Photo du rédacteur: Lara DuduLara Dudu

Dernière mise à jour : 29 nov. 2024

Tous les matins je vois les beaux yeux bleus de maman. Et le mercredi après-midi c’est ma petite fille Léa qui me rend visite. Elle a sur le front un petit angiome discret qui rougit avec ses émotions en forme de cœur. Elle a aussi une fraise Tagada dans le cou. Je suis une grand-mère comblée, dans ma jolie maison du sud. Divorcée depuis près de vingt ans, après une procédure à rallonge, je n’ai pas toujours connu ce bonheur.

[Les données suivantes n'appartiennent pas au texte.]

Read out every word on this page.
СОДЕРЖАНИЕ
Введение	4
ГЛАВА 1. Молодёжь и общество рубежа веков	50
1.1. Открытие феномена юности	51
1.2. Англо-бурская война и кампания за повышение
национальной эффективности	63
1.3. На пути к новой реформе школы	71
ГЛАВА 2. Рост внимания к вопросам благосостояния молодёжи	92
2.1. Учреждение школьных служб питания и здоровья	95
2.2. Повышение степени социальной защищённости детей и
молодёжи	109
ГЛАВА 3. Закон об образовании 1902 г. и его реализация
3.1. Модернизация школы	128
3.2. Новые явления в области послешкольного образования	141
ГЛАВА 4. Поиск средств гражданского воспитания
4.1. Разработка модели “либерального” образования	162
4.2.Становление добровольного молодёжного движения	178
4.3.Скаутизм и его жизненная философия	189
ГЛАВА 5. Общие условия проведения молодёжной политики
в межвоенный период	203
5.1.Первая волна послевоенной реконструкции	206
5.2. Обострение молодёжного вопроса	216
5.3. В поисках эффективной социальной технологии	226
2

Je me suis mariée à dix-huit ans. C’est très jeune je sais mais j’étais enceinte. Lui était chef de chantier, je ne savais rien faire dans le bâtiment. Il m’a fait connaître ce monde. Maintenant, j’ai avec soixante bétonnières coulé la chape de ma maison. Peu de femmes savent le faire. Très vite j’étais devenue son manœuvre. Déjà auxiliaire-puéricultrice je devais sur mon temps libre apprendre toutes sortes de techniques. Par un jour de grand mistral, un mur était tombé. J’ai appris à ferrailler mètre par mètre.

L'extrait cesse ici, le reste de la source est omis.